Sustainable livestock production systems strike a balance between meeting the growing demand for animal products and reducing the negative side effects from the livestock sector to the minimum. Food and Agriculture Organization of the United Nations reported that the international food system of the second half of the 21st century is more sustainable than the food system of the late 20th or early 21st centuries. Any attempts to mitigate antibiotic resistance and to decrease unnecessary antibiotic use in food animal production contributes toward sustainable livestock production development.
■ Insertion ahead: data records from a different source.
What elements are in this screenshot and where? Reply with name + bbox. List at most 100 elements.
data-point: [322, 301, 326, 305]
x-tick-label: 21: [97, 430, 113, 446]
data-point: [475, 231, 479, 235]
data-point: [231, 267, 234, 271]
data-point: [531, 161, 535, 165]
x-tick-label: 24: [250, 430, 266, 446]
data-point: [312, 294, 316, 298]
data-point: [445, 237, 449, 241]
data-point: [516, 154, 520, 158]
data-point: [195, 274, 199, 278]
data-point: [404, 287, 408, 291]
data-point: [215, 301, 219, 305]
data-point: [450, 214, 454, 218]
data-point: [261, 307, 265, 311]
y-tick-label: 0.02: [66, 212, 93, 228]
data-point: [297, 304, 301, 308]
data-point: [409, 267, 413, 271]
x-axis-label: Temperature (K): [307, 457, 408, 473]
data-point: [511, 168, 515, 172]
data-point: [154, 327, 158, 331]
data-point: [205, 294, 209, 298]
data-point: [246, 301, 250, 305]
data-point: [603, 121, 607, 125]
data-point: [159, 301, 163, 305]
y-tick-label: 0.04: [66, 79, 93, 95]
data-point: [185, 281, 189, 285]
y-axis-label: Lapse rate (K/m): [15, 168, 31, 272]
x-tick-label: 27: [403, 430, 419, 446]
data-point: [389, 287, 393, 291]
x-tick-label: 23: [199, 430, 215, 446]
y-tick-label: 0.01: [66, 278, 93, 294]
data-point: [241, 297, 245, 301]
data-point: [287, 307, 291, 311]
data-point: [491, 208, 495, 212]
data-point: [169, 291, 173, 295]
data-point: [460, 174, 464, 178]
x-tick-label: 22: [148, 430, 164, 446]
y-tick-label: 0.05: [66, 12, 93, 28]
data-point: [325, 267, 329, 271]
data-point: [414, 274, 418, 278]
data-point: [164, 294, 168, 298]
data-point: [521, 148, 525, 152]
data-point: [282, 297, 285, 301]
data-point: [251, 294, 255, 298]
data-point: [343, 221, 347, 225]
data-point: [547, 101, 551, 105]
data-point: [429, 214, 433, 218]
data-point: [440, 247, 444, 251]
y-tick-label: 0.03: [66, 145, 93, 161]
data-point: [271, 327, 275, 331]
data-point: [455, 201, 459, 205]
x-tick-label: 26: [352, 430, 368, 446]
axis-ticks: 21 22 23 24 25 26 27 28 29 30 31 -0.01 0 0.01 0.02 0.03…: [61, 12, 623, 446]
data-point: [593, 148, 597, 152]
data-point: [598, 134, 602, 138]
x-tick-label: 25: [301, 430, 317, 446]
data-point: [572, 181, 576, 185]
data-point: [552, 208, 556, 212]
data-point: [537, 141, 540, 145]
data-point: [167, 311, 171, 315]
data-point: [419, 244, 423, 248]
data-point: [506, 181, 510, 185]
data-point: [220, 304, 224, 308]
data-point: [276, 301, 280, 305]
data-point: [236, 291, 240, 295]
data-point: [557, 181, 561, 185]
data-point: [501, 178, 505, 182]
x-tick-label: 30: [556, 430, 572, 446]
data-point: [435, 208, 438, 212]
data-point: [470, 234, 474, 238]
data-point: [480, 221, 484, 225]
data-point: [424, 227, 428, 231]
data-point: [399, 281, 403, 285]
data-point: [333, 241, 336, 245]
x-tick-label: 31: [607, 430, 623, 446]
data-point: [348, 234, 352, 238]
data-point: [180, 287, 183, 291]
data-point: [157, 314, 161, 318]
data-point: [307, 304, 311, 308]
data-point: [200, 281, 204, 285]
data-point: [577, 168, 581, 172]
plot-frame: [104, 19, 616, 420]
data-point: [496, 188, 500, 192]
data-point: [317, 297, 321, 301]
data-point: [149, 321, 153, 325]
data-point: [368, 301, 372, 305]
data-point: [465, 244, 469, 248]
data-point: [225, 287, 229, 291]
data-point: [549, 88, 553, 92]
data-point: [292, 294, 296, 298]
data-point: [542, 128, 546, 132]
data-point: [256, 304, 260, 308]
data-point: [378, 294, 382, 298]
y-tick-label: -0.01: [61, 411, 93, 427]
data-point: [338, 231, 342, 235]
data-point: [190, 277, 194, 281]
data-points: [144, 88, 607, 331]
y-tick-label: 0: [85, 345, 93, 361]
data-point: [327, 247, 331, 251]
As the food animal industry moves away from the prolific use of antibiotics for growth promotion and disease prevention, it is imperative that we embrace alternative approaches to maintain and improve animal health. The need for antibiotic use in food animals is unlikely to be obviated totally, and strategies involving the prudent and judicious use of antibiotics can have a positive influence on the food animal industries. However, what is possible through the integrated use of strategies that are less dependent on antibiotics is an overall reduction in disease incidence. Ultimately, the hope is that the safety of the food supply will be improved by reducing the adverse consequences of antibiotic overuse, while maintaining high standards of animal health, welfare, production, and food quality.